Click here to read FAIR's Executive Summary
The report states that an amnesty program wouldn’t appreciably increase tax revenue and would cost massive amounts in Social Security and public assistance expenses. An amnesty “would therefore be an accentuation of the already enormous fiscal burden,” the report concludes.
The single largest cost to the government of illegal immigration, according to the report, is an estimated $52 billion spent on schooling the children of illegals. “Nearly all those costs are absorbed by state and local governments,’ the report states.

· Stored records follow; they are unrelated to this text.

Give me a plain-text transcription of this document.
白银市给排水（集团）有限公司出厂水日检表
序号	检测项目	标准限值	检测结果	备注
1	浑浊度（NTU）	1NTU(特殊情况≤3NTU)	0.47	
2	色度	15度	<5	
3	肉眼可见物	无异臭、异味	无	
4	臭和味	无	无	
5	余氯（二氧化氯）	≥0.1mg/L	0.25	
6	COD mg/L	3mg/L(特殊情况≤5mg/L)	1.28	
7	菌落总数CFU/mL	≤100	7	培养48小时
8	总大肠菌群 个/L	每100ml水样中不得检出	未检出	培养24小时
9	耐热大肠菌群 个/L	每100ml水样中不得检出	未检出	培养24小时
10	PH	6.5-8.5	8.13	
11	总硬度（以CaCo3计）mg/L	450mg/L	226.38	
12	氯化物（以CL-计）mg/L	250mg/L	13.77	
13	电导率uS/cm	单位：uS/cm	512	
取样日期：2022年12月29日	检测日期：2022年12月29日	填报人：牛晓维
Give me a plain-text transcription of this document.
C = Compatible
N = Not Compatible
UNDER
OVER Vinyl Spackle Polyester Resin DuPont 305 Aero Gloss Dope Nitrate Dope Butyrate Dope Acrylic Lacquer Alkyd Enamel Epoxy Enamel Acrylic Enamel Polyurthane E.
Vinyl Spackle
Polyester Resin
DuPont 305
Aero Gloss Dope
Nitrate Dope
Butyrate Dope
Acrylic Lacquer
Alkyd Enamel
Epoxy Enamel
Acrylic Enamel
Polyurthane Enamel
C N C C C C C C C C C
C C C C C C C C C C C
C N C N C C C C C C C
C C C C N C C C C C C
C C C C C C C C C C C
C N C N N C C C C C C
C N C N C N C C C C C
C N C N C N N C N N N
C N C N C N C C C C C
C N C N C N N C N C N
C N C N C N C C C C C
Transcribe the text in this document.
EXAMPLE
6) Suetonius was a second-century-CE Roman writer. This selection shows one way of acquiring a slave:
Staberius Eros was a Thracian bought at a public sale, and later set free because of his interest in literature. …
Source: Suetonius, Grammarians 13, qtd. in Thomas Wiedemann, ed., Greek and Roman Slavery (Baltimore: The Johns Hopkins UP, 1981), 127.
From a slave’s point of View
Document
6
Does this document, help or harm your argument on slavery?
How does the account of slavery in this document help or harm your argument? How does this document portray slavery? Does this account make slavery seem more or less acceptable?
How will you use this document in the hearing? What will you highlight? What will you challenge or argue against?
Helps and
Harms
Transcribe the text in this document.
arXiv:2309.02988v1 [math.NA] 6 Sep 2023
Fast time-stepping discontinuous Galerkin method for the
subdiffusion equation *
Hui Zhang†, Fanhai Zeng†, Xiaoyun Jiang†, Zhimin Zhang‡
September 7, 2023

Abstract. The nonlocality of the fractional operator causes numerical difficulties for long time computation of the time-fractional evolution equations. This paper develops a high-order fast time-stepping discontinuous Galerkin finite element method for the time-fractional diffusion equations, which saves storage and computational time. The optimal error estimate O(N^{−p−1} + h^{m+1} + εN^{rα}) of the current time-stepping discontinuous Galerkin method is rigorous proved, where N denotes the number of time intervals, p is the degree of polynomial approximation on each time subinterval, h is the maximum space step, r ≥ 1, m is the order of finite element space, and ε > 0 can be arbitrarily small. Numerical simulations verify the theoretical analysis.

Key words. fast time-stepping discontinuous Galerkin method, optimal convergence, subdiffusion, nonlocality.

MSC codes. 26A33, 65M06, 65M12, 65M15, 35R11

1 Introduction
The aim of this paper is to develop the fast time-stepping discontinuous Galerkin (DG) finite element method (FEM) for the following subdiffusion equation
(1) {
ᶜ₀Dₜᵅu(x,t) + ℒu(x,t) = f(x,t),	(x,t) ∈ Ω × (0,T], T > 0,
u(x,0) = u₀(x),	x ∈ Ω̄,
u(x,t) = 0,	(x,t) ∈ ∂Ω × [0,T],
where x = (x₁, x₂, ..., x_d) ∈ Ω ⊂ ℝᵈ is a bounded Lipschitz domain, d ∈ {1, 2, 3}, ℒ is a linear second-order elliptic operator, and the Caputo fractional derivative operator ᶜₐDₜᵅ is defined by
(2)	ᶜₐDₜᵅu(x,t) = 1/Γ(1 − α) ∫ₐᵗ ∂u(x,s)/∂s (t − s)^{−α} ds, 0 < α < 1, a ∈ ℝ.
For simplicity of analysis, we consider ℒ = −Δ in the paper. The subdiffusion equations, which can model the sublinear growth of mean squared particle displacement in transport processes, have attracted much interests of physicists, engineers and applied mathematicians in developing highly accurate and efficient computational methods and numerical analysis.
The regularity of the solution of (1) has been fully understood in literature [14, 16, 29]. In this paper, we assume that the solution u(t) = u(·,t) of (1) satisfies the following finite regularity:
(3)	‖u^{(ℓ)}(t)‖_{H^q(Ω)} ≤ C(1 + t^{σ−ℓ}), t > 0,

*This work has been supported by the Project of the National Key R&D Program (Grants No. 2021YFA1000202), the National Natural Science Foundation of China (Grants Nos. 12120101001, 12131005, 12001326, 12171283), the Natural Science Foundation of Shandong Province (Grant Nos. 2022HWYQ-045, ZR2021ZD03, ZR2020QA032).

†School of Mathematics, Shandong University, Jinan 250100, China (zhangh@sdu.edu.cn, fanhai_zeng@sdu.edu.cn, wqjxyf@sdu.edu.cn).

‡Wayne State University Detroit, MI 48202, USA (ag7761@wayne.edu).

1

Moreover, the study’s breakdown of costs on a state-by-state basis shows that in states with the largest number of illegals, the costs of illegal immigration are often greater than current, crippling budget deficits. In Texas, for example, the additional cost of immigration, $16.4 billion, is equal to the state’s current budget deficit; in California the additional cost of illegal immigration, $21.8 billion, is $8 billion more than the state’s current budget deficit of $13.8 billion; and in New York, the $6.8 billion deficit is roughly two-thirds the $9.5 billion yearly cost of its illegal population, according to Jack Martin, the economist who completed the study.
Click here to see FAIR's state by state costs.
“The most important finding of the study is the enormous cost to state and local governments due to lack of enforcement of our immigration laws,” Martin wrote.
The report found that the federal government paid $28.6 billion in illegal related costs, and state and local governments paid $84.2 billion on an estimated 13 million undocumented residents. In his speech, Obama estimated that there are 11 million.
But FAIR's critics said the report wrongly included American-born children of undocumented workers in its study.
“The single biggest 'expense' it attributes to unauthorized immigrants is the education of their children, yet most of these children are native-born, U.S. citizens who will grow up to be taxpaying adults," said Walter Ewing, a senior researcher at the American Immigration Council. "It is disingenuous to count the cost of investing in the education of these children, so that they will earn higher incomes and pay more in taxes when they are adults, as if it were nothing more than a cost incurred by their parents."
He added that “the report fails to account for the purchasing power of unauthorized consumers, which supports U.S. businesses and U.S. jobs” and that it “ignores the value added to the U.S. economy by unauthorized workers, particularly in the service sector.”
Martin said FAIR expected that criticism, but that because the children are a direct result of illegal immigration, their inclusion was both fair and reasonable.